Traditional databases, as I stated earlier, were built to be run on servers. These servers both to store the data on the server, as well as use the compute resources of the server to run jobs against the data set stored there. But what if you take this decoupling concept, and applied it to a database? You would end up with a need for storage and a need for compute. In a traditional, on-premise datacenter, that would not be efficient, or even effective. You would end up with separate servers for storage and compute, with a lot of wasted resources. However, with the rise of IaaS platforms like AWS and Azure, this is not only effective, it’s incredibly cost efficient.
With storage costs going down every year across all cloud providers (e.g. AWS recently lowered the cost of storing in S3 to $23/TB/Month), the allure of decoupling data storage has become stronger and stronger. Platforms like AWS are working hard to keep up, providing tools that allow developers to read the data in S3 for analytical purposes. Data Lakes are becoming more and more popular as a data warehousing and storage option. However, the compute process is not so easily left behind.

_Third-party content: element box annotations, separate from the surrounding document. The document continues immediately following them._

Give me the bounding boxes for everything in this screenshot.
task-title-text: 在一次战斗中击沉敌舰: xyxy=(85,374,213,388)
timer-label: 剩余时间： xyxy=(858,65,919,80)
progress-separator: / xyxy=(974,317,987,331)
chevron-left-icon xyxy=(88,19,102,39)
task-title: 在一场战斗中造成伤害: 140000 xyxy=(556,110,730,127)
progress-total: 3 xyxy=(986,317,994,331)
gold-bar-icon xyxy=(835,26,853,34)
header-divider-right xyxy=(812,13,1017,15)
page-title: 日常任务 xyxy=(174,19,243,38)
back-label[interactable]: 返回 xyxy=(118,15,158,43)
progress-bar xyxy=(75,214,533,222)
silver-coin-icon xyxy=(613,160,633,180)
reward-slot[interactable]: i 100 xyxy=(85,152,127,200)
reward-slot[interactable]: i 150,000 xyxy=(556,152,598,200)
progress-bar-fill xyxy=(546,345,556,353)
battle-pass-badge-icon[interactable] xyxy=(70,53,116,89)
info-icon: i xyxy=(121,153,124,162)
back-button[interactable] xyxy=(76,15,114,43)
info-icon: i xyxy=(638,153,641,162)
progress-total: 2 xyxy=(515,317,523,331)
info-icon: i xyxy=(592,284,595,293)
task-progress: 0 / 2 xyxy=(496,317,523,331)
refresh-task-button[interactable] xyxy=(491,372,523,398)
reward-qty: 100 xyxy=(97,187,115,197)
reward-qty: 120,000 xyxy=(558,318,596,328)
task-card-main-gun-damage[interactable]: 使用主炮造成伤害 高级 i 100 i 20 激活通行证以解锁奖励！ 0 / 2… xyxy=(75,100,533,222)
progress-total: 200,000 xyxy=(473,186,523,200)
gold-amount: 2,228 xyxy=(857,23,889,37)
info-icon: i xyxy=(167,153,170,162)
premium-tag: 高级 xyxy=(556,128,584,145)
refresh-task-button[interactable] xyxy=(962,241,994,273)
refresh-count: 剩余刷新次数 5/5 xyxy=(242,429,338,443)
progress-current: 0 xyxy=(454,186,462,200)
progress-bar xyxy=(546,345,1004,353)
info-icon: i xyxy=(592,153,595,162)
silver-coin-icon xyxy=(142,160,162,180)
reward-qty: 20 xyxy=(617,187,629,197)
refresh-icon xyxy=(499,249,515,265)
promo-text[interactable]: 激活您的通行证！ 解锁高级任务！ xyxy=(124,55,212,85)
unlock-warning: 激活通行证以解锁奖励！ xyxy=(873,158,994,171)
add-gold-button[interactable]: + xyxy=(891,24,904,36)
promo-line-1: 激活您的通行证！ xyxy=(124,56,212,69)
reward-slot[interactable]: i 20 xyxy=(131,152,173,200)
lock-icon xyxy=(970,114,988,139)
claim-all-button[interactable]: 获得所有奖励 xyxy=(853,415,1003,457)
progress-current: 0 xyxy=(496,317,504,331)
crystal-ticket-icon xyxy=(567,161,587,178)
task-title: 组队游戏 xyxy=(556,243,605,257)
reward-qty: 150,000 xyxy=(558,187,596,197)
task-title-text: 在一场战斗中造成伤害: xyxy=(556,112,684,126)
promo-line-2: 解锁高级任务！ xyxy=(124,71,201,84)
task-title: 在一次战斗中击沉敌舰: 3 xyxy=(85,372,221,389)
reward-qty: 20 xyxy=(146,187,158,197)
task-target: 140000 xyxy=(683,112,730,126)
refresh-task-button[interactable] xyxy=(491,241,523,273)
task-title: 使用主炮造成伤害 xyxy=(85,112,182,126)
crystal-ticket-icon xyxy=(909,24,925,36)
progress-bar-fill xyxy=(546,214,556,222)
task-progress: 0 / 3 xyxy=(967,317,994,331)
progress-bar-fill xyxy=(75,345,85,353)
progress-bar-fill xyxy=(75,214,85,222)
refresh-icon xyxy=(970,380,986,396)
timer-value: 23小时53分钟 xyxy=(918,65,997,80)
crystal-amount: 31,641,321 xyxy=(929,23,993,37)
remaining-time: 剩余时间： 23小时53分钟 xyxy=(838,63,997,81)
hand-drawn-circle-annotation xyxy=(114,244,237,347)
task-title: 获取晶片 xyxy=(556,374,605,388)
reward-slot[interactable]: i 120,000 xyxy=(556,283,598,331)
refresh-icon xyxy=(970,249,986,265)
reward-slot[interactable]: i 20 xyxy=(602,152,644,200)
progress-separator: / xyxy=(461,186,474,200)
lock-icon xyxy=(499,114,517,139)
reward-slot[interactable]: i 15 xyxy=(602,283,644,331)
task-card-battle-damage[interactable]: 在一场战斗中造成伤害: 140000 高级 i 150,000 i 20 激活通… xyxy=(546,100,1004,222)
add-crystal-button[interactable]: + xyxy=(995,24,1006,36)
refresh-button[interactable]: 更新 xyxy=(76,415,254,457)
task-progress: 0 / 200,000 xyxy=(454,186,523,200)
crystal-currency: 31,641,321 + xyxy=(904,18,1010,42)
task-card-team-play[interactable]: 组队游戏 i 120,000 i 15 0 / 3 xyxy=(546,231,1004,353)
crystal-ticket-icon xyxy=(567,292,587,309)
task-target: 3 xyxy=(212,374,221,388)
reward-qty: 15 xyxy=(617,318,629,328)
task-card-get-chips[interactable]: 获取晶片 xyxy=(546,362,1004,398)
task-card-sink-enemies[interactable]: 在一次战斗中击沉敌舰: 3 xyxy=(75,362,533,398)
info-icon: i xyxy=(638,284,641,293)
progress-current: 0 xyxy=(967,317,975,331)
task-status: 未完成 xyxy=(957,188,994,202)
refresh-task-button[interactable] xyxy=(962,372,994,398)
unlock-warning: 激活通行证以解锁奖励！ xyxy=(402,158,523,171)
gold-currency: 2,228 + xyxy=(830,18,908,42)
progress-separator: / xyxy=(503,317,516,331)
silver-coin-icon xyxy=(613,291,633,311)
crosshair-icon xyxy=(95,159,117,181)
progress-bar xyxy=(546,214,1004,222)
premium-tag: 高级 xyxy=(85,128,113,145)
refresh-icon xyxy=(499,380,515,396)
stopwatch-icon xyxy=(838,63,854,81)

As more and more enterprises have started to move their data storage away from traditional databases, they have had to struggle with potential solutions. The main obstacle is that, from a code perspective, the most efficient language for data operations is SQL. SQL generally requires a database to run, so in order to run SQL scripts in a serverless environment, the scripts need to be wrapped in another programming language, like Python or Perl. This requires a level of knowledge that most data engineers don’t have.
There is no one right answer to the question that was posed in the title. Yes, it is possible to have a serverless data architecture, but it is certainly not easy. The good news is there are many different tools and solutions to cover this type of architecture. Platforms like Snowflake Computing have sprung up from this need, which covers the data warehousing part of the architecture. Nevertheless, there is no one stop shop product that truly provides a complete serverless data architecture.
Still, a true modern data architecture requires a lot of moving parts, with many different tools and components. As progress is made in this space, these tools will continue to mature, including new integration development. This progress will make a serverless data architecture more and more realistic.